Titel zu teuer

US-Webradios verklagen Musikindustrie

Die Webcaster Alliance, eine Vereinigung von Betreibern US-amerikanischer Webradios, hat eine Klage gegen die US-Musikindustrie RIAA und ihre führenden Mitglieder eingereicht. Sie werfen der RIAA vor, mit wettbewerbsfeindlichen Bedingungen die kleineren kommerziellen Webradios vom Markt zu drängen und damit dem gesamten Musik-Markt zu schaden. Die Beschuldigung der Webcaster Alliance geht von einer vermeintlich illegalen Vereinbarung zwischen der RIAA und verschiedenen Webradios vom Dezember 2002 aus, die den Wettbewerb schädige. Unter diesem Deal leide Independent-Musik, die mit dem RIAA-Material konkurriert. Die Webcaster Alliance plädiert für eine Abschaffung der Lizenzgebühren, die momentan noch sieben Cent pro gespieltem Titel und Nutzer betragen.

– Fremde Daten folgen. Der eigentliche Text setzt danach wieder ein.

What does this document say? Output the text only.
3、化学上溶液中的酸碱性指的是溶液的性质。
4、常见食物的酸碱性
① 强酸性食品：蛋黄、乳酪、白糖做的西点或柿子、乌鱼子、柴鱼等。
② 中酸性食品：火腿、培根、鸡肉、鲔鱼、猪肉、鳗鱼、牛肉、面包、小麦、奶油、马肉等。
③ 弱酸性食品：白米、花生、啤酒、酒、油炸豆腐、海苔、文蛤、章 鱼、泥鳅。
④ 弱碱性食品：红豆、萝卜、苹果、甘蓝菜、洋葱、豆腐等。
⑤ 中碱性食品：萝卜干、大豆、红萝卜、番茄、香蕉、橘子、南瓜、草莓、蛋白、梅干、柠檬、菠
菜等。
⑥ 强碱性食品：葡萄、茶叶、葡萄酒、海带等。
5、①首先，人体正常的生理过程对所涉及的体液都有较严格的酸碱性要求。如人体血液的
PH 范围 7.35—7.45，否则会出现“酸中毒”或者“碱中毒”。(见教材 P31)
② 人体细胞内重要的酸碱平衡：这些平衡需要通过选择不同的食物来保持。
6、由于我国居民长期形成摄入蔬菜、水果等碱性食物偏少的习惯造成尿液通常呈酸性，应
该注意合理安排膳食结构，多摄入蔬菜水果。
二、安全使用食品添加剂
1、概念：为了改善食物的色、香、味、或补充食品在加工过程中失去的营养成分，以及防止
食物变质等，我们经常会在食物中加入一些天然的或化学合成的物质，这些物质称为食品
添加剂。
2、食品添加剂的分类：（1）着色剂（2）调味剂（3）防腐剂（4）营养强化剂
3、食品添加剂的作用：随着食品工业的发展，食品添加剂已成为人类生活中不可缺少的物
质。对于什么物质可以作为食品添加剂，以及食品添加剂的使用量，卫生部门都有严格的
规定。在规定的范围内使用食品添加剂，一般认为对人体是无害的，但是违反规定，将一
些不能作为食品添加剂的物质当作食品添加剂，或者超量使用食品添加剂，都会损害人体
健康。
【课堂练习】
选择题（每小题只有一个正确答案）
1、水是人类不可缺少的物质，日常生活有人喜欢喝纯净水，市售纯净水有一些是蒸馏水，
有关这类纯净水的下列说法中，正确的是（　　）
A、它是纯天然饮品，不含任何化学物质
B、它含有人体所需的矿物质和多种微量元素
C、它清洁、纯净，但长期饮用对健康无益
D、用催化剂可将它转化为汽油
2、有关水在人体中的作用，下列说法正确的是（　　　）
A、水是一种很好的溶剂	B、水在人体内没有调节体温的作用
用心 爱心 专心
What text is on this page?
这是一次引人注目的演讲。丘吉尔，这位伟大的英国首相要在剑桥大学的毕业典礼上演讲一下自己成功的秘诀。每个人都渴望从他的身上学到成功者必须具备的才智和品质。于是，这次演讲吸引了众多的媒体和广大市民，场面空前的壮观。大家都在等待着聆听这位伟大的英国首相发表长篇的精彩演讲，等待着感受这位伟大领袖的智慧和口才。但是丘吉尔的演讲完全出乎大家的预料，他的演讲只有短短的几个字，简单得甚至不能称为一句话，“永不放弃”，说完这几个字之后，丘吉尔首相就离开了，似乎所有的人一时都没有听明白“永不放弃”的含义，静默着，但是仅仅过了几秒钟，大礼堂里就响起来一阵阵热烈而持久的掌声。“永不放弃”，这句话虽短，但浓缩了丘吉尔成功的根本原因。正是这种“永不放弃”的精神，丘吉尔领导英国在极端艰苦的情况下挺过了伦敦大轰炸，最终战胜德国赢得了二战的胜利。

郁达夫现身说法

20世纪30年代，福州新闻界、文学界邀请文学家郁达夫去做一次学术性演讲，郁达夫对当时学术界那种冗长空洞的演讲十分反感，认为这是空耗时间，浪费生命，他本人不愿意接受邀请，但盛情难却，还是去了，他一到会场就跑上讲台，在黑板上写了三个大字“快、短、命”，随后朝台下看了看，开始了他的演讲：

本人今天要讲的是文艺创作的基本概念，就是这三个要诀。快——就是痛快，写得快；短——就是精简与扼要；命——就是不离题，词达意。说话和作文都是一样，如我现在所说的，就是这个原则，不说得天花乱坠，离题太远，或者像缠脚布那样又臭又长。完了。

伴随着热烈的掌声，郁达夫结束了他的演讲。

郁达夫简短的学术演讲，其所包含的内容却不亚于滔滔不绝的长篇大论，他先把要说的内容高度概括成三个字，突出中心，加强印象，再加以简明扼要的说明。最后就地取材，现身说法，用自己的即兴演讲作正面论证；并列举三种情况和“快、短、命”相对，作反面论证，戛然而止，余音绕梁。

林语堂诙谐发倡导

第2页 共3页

"Die Aktionen der RIAA haben den Effekt, die komplette Sparte der unabhängigen Webradios zu zerstören, die für Wahlfreiheit und Vielfalt der Internet-Radio-Hörer steht", so Ann Gabriel, Präsidentin der Webcaster Alliance. "Es ist Zeit, die RIAA für jahrelanges Manipulieren einer ganzen Industrie verantwortlich zu machen, womit sie das Wachstum von Independence-Musik ersticken und die Kontrolle über Internet-Content und Vertriebswege erlangen wollte", so Gabriel weiter. Die rücksichtslosen Kampagnen der RIAA hätten außerdem den verheerenden Effekt, die Hoffnungen und Träume von Tausenden unabhängigen Internet-Radio-Sendern zu zerstören.